Profile Image for Brian.
19 reviews23 followers
May 21, 2024
Ecce adsum. “Behold, here I am.” Present, rooted, at peace, in place. Growing. Alive. When darkness and difficulty surround us, what does it look or feel like to be alive in its midst?

This was a beautiful read. It’s a slow stroll through the deep woods, a mindful meditation of the forest floor. It’s part nerdy science (which I love), part contemplative practice, and part personal journey, which somehow feels like my own. It's an invitation to saunter slowly through our own wilderness, ever present to and aware of the life teeming around us, most of all in the presence of death and decay.

Skillfully directing our attention to both the macro and micro, Wilbert weaves stories of life, death, and resurrection over hundreds of years through the life of old growth trees, the nourishing work of underground networks of fungi carefully feeding the forest floor, and details the beauty and alchemy of lichen growth.

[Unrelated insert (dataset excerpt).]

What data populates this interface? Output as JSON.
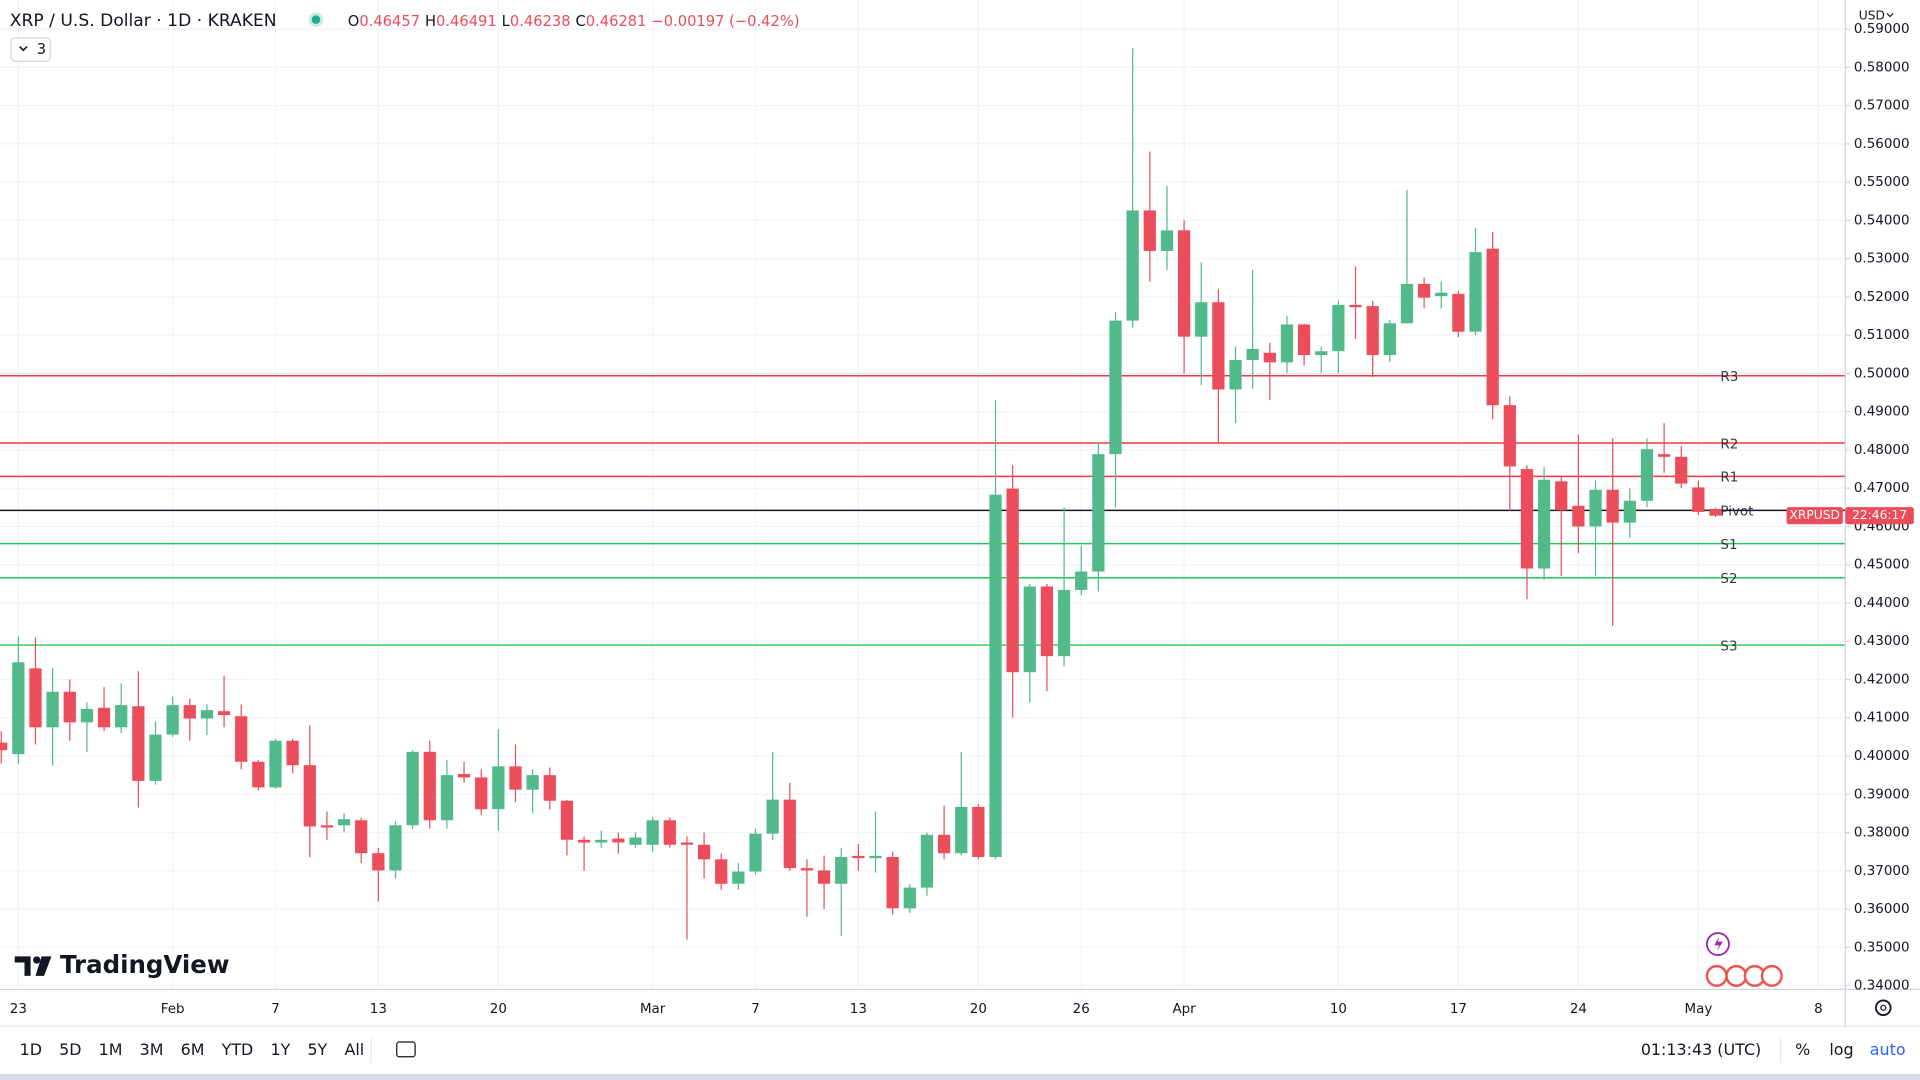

Her mindfulness of humble dirt and its making through decomposition is a reminder of our inherent interconnectedness and interdependence. In observing the hidden life in rich soil, we are provided a glimpse of resurrection at work in the aftermath of death and deconstruction. In understanding the detrimental effects of a monoculture, we gain the openness, wildness, and benefits of true diversity.

By carefully examining the understory, Wilbert reveals what Thomas Merton calls “a hidden wholeness” not just in a ll things, but in death. She wrestles with complexity and nuance around ideas like grief, loss, death, decay, deconstruction, and belonging.

This book felt spacious. Inviting. Refreshing. Restful. Like a well-earned panoramic view from the summit. If you’re looking for a fresh look at faith, deconstruction, and the possibility of new life, take a slow stroll through The Understory.